1. Roast Beef Vagina
A term often used amongst cullinary circles, a roast beef vagina consists of taking the following ingredients:
1 Wide-Set Vagina
2 lb. of roast beef or in this case eye of round
1/2 cup of mashed potatoes & corn
A pinch of camel toe
And one large helping of Mama’s Homestyle Erotic Gravy
Insert the ingridents into your Trenton Trashbag then mix well.
What can i say about Sammi Giancolon’s thanksgiving spread that hasn’t already been said about Old Country Buffett? NOBODY EAT THE ROAST BEEF! THE ROAST BEEF HAS GONE BAD!!! So to spice things up a bit and help freshen up Jersey Shore’s self proclaimed “Sweetest bitch you’ll ever meet” I’ve taken the liberty of researching how to properly prepare a delectable RBG or a Roast Beef Giner for those unfamiliar with the condition. Pass the horseradish yawl.

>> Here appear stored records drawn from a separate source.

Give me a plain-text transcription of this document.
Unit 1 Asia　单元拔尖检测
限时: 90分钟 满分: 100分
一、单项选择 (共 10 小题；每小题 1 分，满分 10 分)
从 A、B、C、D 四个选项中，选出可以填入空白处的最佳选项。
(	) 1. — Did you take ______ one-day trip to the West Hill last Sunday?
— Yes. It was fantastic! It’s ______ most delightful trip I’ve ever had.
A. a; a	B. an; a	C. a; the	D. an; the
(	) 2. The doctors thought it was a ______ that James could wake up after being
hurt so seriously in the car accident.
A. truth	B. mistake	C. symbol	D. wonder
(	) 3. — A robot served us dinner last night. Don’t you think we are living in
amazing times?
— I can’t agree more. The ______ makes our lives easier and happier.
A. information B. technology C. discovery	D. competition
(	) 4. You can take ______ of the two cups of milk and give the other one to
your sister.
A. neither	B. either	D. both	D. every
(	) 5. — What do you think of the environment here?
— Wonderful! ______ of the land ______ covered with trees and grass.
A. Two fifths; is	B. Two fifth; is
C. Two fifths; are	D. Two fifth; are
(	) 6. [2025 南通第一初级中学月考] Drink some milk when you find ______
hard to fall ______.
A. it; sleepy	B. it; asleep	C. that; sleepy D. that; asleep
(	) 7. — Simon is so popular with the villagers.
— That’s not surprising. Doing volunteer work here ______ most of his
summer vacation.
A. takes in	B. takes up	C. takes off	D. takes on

If the the recipe wasn’t enough for you greedy bastards, HOR has basically placed you in the delivery room of the god among man’s birth, Mr. Reed Rothchild himself. I don’t want to get bossy, but it happens after a few glasses of vino, but if I were you, I would fire up that HP Deskjet and print a couple of wallet sized copies of this bad boy because births this beautiful don’t happen everyday and they most certainly don’t get captured on film.